The city we are in now is nestled among rolling sand hills in Northern Iraq. As can be expected, it is a very warm and dry climate (I have been drinking a gallon of water a day just to stay hydrated!) The city has many foreigners living here for various reasons; our host’s daughter even goes to an international school. Most women cover their heads and the men wear Aladdin pants. They are very hospitable and generally friendly. I would also like to add, knowing many of your ideas about Iraqi people, that they think all Texans ride around on horses and shoot people for fun. We all know that is not true, and I have found an Iraq that is peaceful and in need of Truth and love.

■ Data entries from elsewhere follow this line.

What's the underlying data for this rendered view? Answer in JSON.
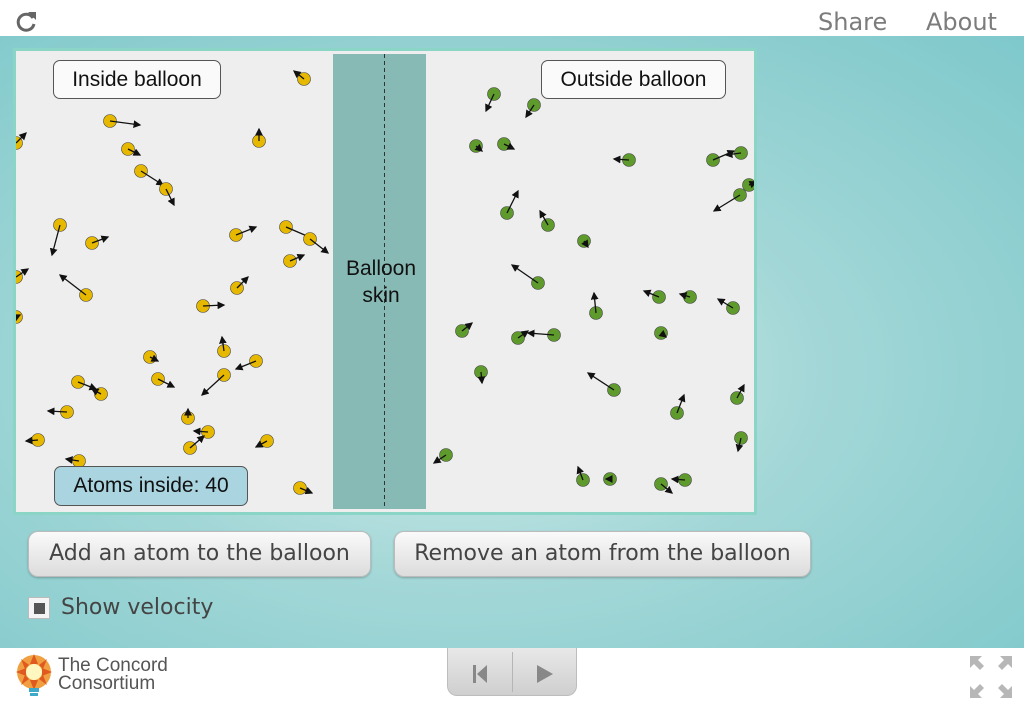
{
  "header": {
    "share_label": "Share",
    "about_label": "About"
  },
  "simulation": {
    "inside_label": "Inside balloon",
    "outside_label": "Outside balloon",
    "skin_label_line1": "Balloon",
    "skin_label_line2": "skin",
    "counter_text": "Atoms inside: 40",
    "inside_atom_color": "#e6b800",
    "outside_atom_color": "#5e9a2c",
    "skin_color": "#88bab5"
  },
  "controls": {
    "add_label": "Add an atom to the balloon",
    "remove_label": "Remove an atom from the balloon",
    "show_velocity_label": "Show velocity",
    "show_velocity_checked": true
  },
  "footer": {
    "logo_line1": "The Concord",
    "logo_line2": "Consortium"
  }
}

So that is a bit of what is here… but why are we here? Well, we met these people our last year in college and were inspired by their passion and their mission. They have been on our minds ever since and we always wondered if joining them could be a possibility for us, but all we had were vague ideas about what really goes on here. So here we are trying to get an idea of what life is like working for PLC and living in Sulimanye, Iraq, as well as if there is a place for us to fit in and really contribute to the team. It would be a big life change and a huge step of faith, but we are willing to take that risk if God shows us that this is a place we can glorify him. It hasn’t been long, but we are still open to the idea… so we’ll see how we feel after our three weeks are up and it is time to go back to Bangkok.

We made it!

Hello from Iraq! We made it =)

It was a loooong trip. We left home at about 9:30 on Friday night, caught a few winks on the red-eye to Cairo… landed, got visas, changed some money and dashed out to make the most of our 10-hour layover. We took a bus to see the pyramids… which were awesome. We even got to ride a camel! We started talking to one of the guys and he threw us up there, stole my camera and led us around posing us for various pictures. Of course he asked for an obscene amount of money at the end, we gave him a bit, but it was totally worth it. We took a cab back to the airport, had an interesting ride when a rock shattered the front windshield… he kept driving for a while and finally stopped to break out the glass completely, totally calm the whole time and he still got us there with two hours to kill before we boarded a plane to Istanbul. We had plenty of time to get our stuff and get checked back in for a short flight up to Sulimanye where our friends were waiting to take us home for some much needed sleep.

I slept in practically until lunch. Which was delicious. They said you get tired of just rice and beans… I don’t know, these are pretty good beans =)

We went to the office afterwards and talked about business. I understand quite a bit more about what they do here. Tomorrow we will make some house visits. I’m excited about that too

After dinner was house church and some great conversation. It was a good first day! and I am tired… so you will have to wait for more details about where we are and how I am feeling and the people here and all of that… I promise, more to come!